Exploiting instance segmentation for semantic anomaly detection

Anomaly detection is the problem of identifying data samples that do not belong to the normal data distribution. While literature on the topic is rather consolidated, there is a lack of studies on the specific problem of semantic anomaly detection. We define semantic anomalies as violations of logical or geometrical constraint that define the normal distribution. For example, a card from a standard 52-cards deck is not supposed to contain more than one suit at once, and it always has a symbol indicating its value and suit in the top left and bottom right corners. There are three main contributions to this work: the first is the analysis of a state-of-the-art approach to unsupervised anomaly detection; the second is the development of a working implementation of this approach, which was released by the authors without any open-source code; the third is the design of a novel algorithm that exploits instance segmentation to enhance the output of the previous work at inference time, while preserving its unsupervised nature. The analysis we conducted highlights the limitations of the previous work, which are mainly related to the low expressive power of its architecture and to the nature of the model used for knowledge distillation, which is trained to perform a task that requires no semantic information. Our method outperforms the previous work in our tests under the correct assumptions, proving that instance segmentation indeed carries useful information for semantic anomaly detection. Future developments may see the use of instance segmentation data at training time instead of inference time. Another promising direction would be that of performing knowledge distillation on a network that is specifically trained to extract semantic information from the input image. Finally, we believe that multimodal large language models might play a part in the future of semantic anomaly detection, given their ability to explain the content of an image in plain text.

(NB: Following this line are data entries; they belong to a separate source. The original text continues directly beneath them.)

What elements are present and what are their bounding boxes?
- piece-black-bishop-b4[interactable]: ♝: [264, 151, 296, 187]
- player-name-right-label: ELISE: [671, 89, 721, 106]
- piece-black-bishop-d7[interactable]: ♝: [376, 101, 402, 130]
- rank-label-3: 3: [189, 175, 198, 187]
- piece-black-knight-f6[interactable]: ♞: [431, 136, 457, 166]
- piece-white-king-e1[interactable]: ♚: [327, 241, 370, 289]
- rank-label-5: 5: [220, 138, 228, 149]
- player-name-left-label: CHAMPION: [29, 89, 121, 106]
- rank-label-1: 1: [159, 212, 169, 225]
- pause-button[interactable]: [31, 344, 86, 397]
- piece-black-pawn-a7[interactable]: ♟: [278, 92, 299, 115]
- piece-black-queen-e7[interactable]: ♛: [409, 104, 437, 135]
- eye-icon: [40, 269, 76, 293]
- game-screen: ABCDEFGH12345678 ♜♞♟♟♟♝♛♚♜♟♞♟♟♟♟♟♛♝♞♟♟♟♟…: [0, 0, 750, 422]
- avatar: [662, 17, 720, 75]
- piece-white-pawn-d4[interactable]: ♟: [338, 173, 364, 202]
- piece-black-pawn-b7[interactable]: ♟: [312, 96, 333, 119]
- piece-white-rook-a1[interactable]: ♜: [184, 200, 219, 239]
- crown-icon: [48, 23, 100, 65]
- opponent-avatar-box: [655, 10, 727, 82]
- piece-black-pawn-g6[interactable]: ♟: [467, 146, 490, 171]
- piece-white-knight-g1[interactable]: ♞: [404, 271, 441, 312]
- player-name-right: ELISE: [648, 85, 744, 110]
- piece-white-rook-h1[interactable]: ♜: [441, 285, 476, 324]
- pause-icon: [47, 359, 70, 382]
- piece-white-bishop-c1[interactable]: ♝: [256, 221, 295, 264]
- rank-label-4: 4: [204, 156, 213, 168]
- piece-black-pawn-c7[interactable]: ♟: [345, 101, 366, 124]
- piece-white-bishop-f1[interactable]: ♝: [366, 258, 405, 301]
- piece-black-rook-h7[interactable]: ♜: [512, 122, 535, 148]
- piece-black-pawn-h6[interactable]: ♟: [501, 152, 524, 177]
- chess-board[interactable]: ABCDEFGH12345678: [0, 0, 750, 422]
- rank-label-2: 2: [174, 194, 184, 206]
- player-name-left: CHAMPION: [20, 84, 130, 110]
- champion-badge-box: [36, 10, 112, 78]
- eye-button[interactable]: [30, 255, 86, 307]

L'individuazione delle anomalie è il problema di identificare campioni di dati che non appartengono alla distribuzione normale. Sebbene la letteratura su questo argomento sia piuttosto consolidata, mancano studi specifici sul problema della rilevazione delle anomalie semantiche. Definiamo le anomalie semantiche come violazioni di vincoli logici o geometrici che definiscono la distribuzione normale. Ad esempio, una carta da un normale mazzo di 52 carte non dovrebbe contenere più di un seme contemporaneamente e presenta sempre un simbolo che indica il suo valore e seme negli angoli in alto a sinistra e in basso a destra. Questo lavoro apporta tre principali contributi: il primo è l'analisi di un approccio state-of-the-art all'individuazione di anomalie non supervisionata; il secondo è lo sviluppo di un'implementazione funzionante di questo approccio, rilasciata dagli autori senza alcun codice open source; il terzo è la progettazione di un nuovo algoritmo che sfrutta la segmentazione per istanze per migliorare l'output del lavoro precedente durante l'inferenza, preservando al contempo la sua natura non supervisionata. L'analisi condotta mette in evidenza le limitazioni del lavoro precedente, principalmente legate alla bassa potenza espressiva della sua architettura e alla natura del modello utilizzato per la knowledge distillation, il quale è addestrato a svolgere un compito che non richiede informazioni semantiche. Il nostro metodo supera il lavoro precedente nei nostri test sotto le corrette ipotesi, dimostrando che la segmentazione per istanze porta effettivamente informazioni utili per l'individuazione di anomalie semantiche. Sviluppi futuri potrebbero vedere l'uso dei dati di segmentazione per istanze durante il training anziché durante l'inferenza. Un'altra direzione promettente sarebbe quella di eseguire la knowledge distillation su una rete specificamente addestrata per estrarre informazioni semantiche dall'immagine in input. Infine, riteniamo che modelli linguistici multimodali possano giocare un ruolo importante nel futuro della rilevazione semantica delle anomalie, data la loro capacità di spiegare il contenuto di un'immagine in linguaggio semplice.